When World War II began, Ritter was responsible for overseeing the economic war, with the rank of Ambassador, Special Duty. Until 1945, he was the liaison between the Ribbentrop Foreign Office and the OKW. Through Karl Schnurre, he worked on the 1939 negotiations with the Soviet Union that led to the economics part of the Nazi-Soviet non-aggression pact. One of his assistants in the Foreign Office was Fritz Kolbe, who beginning in 1943 smuggled classified documents from the Foreign Ministry-OKW correspondence to the American Legation in Bern, Switzerland, headed by Allen Dulles.

==Ministries Trial==
At the war's end Ritter was arrested. At the Ministries Trial in 1947, he was arraigned on five counts. He was found innocent on the first, promotion of aggressive war. On the third count, crimes against humanity, specifically Jews, Catholics and other minorities, the judgement of the court was that Ritter was implicated in the deportation of Jews from Denmark, France, and Hungary, but that while he was under no illusions concerning the fate of Jews deported to the East, he "most likely had no immediate knowledge of the extent, methods, and associated circumstances of the measures to exterminate the Jews" and that "knowledge of the commission or existence of a crime suffices for a conviction only in those cases where a legal obligation exists to prevent or oppose an action." On the remaining counts he was found Not Guilty in the sense of the indictment, except for the second count, war crimes, specifically killing and mistreating participants in the war and prisoners of war, on which he was found guilty in two instances, firstly of Foreign Office complicity in an order not to prosecute cases of lynching of Allied flyers, regarding which the judgement of the court was that while Ritter was not the originator of this policy of murder, he was guilty of carrying it out; and secondly of the killing of escaped prisoners of war, because in his function within the Foreign Office he was obligated to inform the OKW that under the Geneva Convention of 1929 and Article 14 of the Hague Convention of 1907, the Swiss Embassy extends its protection to British prisoners of war, and he had instead been complicit in the sending of an untrue and misleading memorandum to the Swiss Embassy. One of the three judges, Leon W. Powers, dissented on both counts.

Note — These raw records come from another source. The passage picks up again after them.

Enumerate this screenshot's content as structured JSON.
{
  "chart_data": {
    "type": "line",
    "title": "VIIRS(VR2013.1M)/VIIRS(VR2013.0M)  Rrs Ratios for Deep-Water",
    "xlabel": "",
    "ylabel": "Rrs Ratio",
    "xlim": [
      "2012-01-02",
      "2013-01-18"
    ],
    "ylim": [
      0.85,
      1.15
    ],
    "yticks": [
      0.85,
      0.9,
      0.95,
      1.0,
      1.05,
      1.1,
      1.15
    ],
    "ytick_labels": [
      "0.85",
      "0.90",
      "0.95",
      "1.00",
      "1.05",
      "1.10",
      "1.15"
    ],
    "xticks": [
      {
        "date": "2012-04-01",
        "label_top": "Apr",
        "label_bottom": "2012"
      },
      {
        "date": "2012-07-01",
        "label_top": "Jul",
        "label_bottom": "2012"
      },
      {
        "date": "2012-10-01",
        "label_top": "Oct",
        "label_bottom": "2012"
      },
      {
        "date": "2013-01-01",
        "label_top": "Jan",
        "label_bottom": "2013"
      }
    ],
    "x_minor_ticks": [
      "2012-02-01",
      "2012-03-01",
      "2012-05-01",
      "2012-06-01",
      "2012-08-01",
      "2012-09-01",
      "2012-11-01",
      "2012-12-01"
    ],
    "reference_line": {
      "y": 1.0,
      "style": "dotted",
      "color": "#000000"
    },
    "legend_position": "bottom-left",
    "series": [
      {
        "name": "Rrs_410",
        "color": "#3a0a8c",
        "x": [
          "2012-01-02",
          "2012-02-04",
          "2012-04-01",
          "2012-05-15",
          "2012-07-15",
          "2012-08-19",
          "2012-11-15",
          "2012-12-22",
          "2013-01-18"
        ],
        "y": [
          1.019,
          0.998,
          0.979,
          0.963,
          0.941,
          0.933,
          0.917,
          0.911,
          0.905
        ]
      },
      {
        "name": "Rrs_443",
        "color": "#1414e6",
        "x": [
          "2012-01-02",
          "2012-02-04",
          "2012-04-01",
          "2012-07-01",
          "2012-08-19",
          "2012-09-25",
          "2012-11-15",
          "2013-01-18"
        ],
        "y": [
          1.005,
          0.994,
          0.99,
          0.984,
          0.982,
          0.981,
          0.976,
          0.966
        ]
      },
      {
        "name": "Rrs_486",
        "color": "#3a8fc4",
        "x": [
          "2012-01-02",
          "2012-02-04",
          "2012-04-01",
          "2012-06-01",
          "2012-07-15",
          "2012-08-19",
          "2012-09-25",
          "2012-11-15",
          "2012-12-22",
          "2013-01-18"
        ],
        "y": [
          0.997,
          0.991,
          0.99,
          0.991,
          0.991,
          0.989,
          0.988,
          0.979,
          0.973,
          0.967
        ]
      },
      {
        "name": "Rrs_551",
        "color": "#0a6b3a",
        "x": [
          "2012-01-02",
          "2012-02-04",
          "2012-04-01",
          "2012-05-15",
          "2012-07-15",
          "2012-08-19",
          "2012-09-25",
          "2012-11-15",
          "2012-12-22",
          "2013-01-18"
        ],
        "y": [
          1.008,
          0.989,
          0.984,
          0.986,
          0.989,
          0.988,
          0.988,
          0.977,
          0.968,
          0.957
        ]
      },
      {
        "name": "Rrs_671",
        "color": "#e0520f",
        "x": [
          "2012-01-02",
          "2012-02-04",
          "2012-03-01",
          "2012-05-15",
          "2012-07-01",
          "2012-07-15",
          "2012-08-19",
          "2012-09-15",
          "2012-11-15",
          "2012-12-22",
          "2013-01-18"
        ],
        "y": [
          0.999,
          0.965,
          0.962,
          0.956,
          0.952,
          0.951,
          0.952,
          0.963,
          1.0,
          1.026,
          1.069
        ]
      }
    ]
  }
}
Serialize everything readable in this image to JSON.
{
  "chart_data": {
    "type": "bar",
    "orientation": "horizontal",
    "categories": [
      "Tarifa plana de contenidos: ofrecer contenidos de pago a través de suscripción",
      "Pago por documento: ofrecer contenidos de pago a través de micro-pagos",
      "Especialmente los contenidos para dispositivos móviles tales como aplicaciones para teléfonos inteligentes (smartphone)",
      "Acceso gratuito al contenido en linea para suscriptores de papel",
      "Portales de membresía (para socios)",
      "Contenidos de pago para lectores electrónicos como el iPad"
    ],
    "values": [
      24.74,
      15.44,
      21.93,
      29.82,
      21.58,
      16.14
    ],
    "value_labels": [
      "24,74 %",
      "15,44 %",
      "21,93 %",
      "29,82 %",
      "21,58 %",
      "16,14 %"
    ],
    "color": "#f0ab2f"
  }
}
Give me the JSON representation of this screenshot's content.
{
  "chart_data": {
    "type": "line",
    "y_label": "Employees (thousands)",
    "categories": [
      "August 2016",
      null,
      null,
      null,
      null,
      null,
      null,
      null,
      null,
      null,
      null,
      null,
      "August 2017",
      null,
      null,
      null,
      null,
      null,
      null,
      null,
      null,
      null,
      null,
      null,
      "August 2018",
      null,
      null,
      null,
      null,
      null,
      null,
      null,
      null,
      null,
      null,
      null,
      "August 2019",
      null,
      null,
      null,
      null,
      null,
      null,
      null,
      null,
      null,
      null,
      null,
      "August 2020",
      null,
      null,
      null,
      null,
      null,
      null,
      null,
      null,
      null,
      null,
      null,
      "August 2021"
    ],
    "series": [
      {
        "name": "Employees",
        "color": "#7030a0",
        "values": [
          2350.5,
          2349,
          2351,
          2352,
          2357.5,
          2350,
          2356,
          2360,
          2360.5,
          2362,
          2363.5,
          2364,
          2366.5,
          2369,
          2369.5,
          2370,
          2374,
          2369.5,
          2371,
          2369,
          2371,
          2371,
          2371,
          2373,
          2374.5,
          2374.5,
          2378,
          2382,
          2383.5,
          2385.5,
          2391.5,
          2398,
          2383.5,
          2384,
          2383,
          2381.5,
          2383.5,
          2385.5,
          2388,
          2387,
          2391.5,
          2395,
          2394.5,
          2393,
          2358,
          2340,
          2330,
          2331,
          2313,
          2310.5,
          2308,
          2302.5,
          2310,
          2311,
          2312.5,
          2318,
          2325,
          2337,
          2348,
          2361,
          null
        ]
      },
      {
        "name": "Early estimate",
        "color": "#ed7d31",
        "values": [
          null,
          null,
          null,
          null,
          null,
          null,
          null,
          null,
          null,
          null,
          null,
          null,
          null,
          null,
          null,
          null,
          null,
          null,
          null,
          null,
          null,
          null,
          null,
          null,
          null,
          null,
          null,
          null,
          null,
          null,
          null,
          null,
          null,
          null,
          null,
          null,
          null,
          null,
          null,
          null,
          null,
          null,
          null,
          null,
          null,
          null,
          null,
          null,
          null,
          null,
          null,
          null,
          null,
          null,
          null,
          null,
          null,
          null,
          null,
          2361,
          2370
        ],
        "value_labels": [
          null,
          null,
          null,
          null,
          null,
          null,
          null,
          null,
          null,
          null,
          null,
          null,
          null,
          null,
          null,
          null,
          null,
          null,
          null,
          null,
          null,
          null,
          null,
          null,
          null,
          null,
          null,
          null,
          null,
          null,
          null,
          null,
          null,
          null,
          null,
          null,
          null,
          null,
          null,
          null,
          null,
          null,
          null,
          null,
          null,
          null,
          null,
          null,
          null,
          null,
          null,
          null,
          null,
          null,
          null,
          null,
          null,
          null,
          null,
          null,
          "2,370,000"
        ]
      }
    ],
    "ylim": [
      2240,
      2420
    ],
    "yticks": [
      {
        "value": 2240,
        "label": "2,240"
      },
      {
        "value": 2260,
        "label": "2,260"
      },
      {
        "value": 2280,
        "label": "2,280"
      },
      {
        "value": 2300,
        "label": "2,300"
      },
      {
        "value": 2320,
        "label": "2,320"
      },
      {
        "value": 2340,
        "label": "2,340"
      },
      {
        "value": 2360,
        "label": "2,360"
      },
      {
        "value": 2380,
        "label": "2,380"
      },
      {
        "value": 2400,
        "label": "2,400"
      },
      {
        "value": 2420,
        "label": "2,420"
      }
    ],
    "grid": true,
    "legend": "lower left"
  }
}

Ritter was sentenced to four years in prison, including time served beginning in 1945; he was released a month after sentencing, on 15 May 1949. He was represented by the defence lawyer Horst Pelckmann, who was replaced by Erich Schmidt-Leichner.

==Later life and family==
Nothing is known of Ritter's life after his release except for attendance at the home of Winifred Wagner along with Edda Göring, Adolf von Thadden, Hans Severus Ziegler and others."

Ritter's illegitimate son Karl-Heinz Gerstner worked as a diplomat in Paris: it was subsequently demonstrated that he had on numerous occasions clandestinely assisted the French resistance; he became a communist and a journalist in East Germany.

==Publications==
- Neu-Kamerun: Das von Frankreich an Deutschland im Abkommen vom 4. Nov. 1911 abgetretene Gebiet; Beschrieben auf Grund der bisher vorliegenden Mitteilungen. Veröffentlichungen des Reichskolonialamts 4. Jena: Fischer, 1912. . Online at Archive.org.